Why should we think there is a philosophical problem clarifying the relation b/w our mentality and the physical nature of our being?
Mentality seems so different from the physical, yet the two are intertwined. Conscious phenomena arises from certain configurations of physical-biological precesses of the body.
What are physical biological systems
complex biological structures wholly made up of bits of matter
What is the problem of mental causation
What causes the biological processes based on beliefs and desires to happen? What causes those neurons to fire in the first place?
What does Descarte believe about “having a mind”
A mind is outside of physical space, immaterial. Its essence he believed, consists in mental activities like thinking a being conscious. (not like having brown eyes)

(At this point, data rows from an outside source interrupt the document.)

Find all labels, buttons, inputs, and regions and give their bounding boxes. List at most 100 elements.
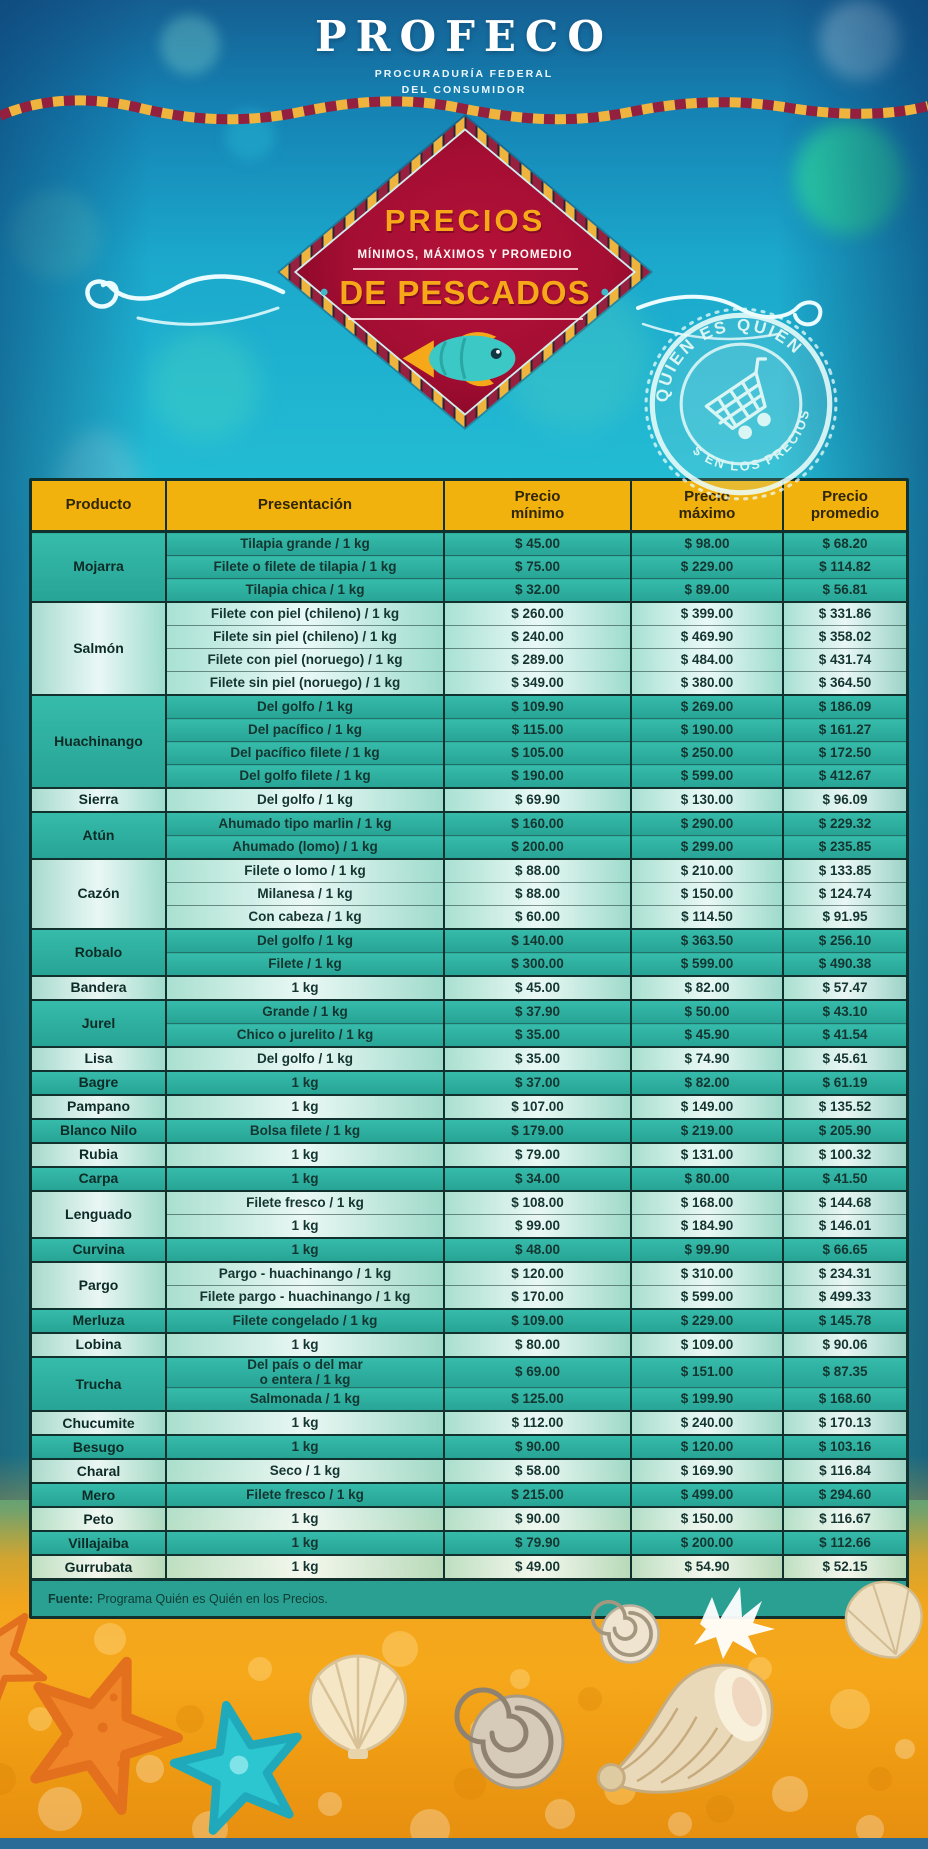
price-max-cell: $ 484.00 (630, 648, 783, 672)
price-avg-cell: $ 168.60 (782, 1387, 906, 1412)
presentation-cell: Bolsa filete / 1 kg (165, 1118, 444, 1143)
source-note: Fuente: Programa Quién es Quién en los P… (32, 1578, 906, 1617)
price-min-cell: $ 80.00 (443, 1332, 631, 1357)
table-row: Besugo 1 kg $ 90.00 $ 120.00 $ 103.16 (32, 1434, 906, 1460)
price-max-cell: $ 82.00 (630, 975, 783, 1000)
price-avg-cell: $ 41.50 (782, 1166, 906, 1191)
price-max-cell: $ 130.00 (630, 787, 783, 812)
badge-main-title: DE PESCADOS (339, 274, 591, 311)
price-avg-cell: $ 294.60 (782, 1482, 906, 1508)
product-name-cell: Peto (32, 1506, 166, 1532)
price-avg-cell: $ 87.35 (782, 1356, 906, 1388)
presentation-cell: Del golfo / 1 kg (165, 1046, 444, 1071)
price-max-cell: $ 151.00 (630, 1356, 783, 1388)
price-avg-cell: $ 96.09 (782, 787, 906, 812)
price-avg-cell: $ 61.19 (782, 1070, 906, 1095)
product-name-cell: Charal (32, 1458, 166, 1484)
price-avg-cell: $ 412.67 (782, 764, 906, 788)
product-name-cell: Blanco Nilo (32, 1118, 166, 1143)
price-min-cell: $ 90.00 (443, 1506, 631, 1532)
price-max-cell: $ 399.00 (630, 601, 783, 626)
price-max-cell: $ 150.00 (630, 1506, 783, 1532)
presentation-cell: Tilapia grande / 1 kg (165, 531, 444, 556)
price-avg-cell: $ 331.86 (782, 601, 906, 626)
presentation-cell: 1 kg (165, 1166, 444, 1191)
presentation-cell: Ahumado tipo marlin / 1 kg (165, 811, 444, 836)
price-min-cell: $ 58.00 (443, 1458, 631, 1484)
price-avg-cell: $ 364.50 (782, 671, 906, 695)
table-row: Mero Filete fresco / 1 kg $ 215.00 $ 499.00… (32, 1482, 906, 1508)
price-avg-cell: $ 90.06 (782, 1332, 906, 1357)
price-max-cell: $ 469.90 (630, 625, 783, 649)
price-min-cell: $ 170.00 (443, 1285, 631, 1309)
price-avg-cell: $ 52.15 (782, 1554, 906, 1579)
presentation-cell: Ahumado (lomo) / 1 kg (165, 835, 444, 859)
presentation-cell: 1 kg (165, 1434, 444, 1460)
table-row: Peto 1 kg $ 90.00 $ 150.00 $ 116.67 (32, 1506, 906, 1532)
price-max-cell: $ 599.00 (630, 764, 783, 788)
presentation-cell: Filete sin piel (noruego) / 1 kg (165, 671, 444, 695)
badge-title: PRECIOS (384, 203, 546, 238)
product-name-cell: Gurrubata (32, 1554, 166, 1579)
diamond-badge-content: PRECIOS MÍNIMOS, MÁXIMOS Y PROMEDIO • DE… (295, 203, 635, 397)
product-name-cell: Atún (32, 811, 166, 859)
price-min-cell: $ 32.00 (443, 578, 631, 602)
product-name-cell: Curvina (32, 1237, 166, 1262)
price-min-cell: $ 75.00 (443, 555, 631, 579)
price-avg-cell: $ 431.74 (782, 648, 906, 672)
conch-shell-icon (596, 1663, 774, 1794)
presentation-cell: Salmonada / 1 kg (165, 1387, 444, 1412)
table-row: Charal Seco / 1 kg $ 58.00 $ 169.90 $ 116.84 (32, 1458, 906, 1484)
price-min-cell: $ 45.00 (443, 975, 631, 1000)
price-min-cell: $ 179.00 (443, 1118, 631, 1143)
price-max-cell: $ 299.00 (630, 835, 783, 859)
price-avg-cell: $ 41.54 (782, 1023, 906, 1047)
brand-tagline-line2: DEL CONSUMIDOR (401, 83, 527, 96)
price-avg-cell: $ 66.65 (782, 1237, 906, 1262)
price-min-cell: $ 45.00 (443, 531, 631, 556)
badge-left-dot: • (319, 279, 330, 306)
presentation-cell: Del golfo filete / 1 kg (165, 764, 444, 788)
price-min-cell: $ 49.00 (443, 1554, 631, 1579)
price-max-cell: $ 499.00 (630, 1482, 783, 1508)
product-name-cell: Merluza (32, 1308, 166, 1333)
presentation-cell: 1 kg (165, 1332, 444, 1357)
table-row: Lobina 1 kg $ 80.00 $ 109.00 $ 90.06 (32, 1332, 906, 1357)
presentation-cell: Tilapia chica / 1 kg (165, 578, 444, 602)
presentation-cell: Filete sin piel (chileno) / 1 kg (165, 625, 444, 649)
price-avg-cell: $ 186.09 (782, 694, 906, 719)
badge-divider (347, 318, 583, 320)
fish-icon (402, 332, 516, 387)
price-max-cell: $ 599.00 (630, 1285, 783, 1309)
table-row: Bandera 1 kg $ 45.00 $ 82.00 $ 57.47 (32, 975, 906, 1000)
price-min-cell: $ 125.00 (443, 1387, 631, 1412)
price-max-cell: $ 89.00 (630, 578, 783, 602)
wave-swirl-icon (85, 274, 286, 326)
table-row: Bagre 1 kg $ 37.00 $ 82.00 $ 61.19 (32, 1070, 906, 1095)
price-min-cell: $ 349.00 (443, 671, 631, 695)
presentation-cell: Filete con piel (noruego) / 1 kg (165, 648, 444, 672)
price-max-cell: $ 80.00 (630, 1166, 783, 1191)
price-avg-cell: $ 124.74 (782, 882, 906, 906)
presentation-cell: Milanesa / 1 kg (165, 882, 444, 906)
price-min-cell: $ 260.00 (443, 601, 631, 626)
presentation-cell: 1 kg (165, 975, 444, 1000)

What does Kim say about “having a mind”
Having a certain group of properties, features, and capacities that are possessed by humans and some higher animals but absent in things like rocks and trees.
What are substances
Things or objects that have various properties and stand in various relations to each other.
What are attributes
properties and relations together
What is a process
(casually) connected series of events and states
How do events differ from states
Events can change, states can not.
What terms can cover both events and states?
“Phenomenon and “Occurrence”
What is Supervenience?
Ontological relation; lower level properties of a system determine higher level properties.
What is the thesis Mind-Body Supervenience I
The mental supervenes on the physical in that things that are exactly alike physically, cannot differ with respect to mental properties. Creatures could not be physiologically different and yet physically identical.
What is the thesis Mind-Body Supervenience II, or “strong supervenient”
The idea that the instantiation of a mental property in something “depends” on its instantiating an appropriate physical “base” property. Pain has a physical substrate, and anything that has this property has pain.
What is the thesis of Mind-Body Supervenience III
Global supervenience. The mental supervenes on the physical in that worlds that are alike in all physical respects are alike in all mental respects as well; worlds that are physically alike are exactly alike overall.
What is the doctrine of physicalism?
All things that exist in the world are bits of matter or aggregates of bits of matter. There are no immaterial minds. Successor to materialism.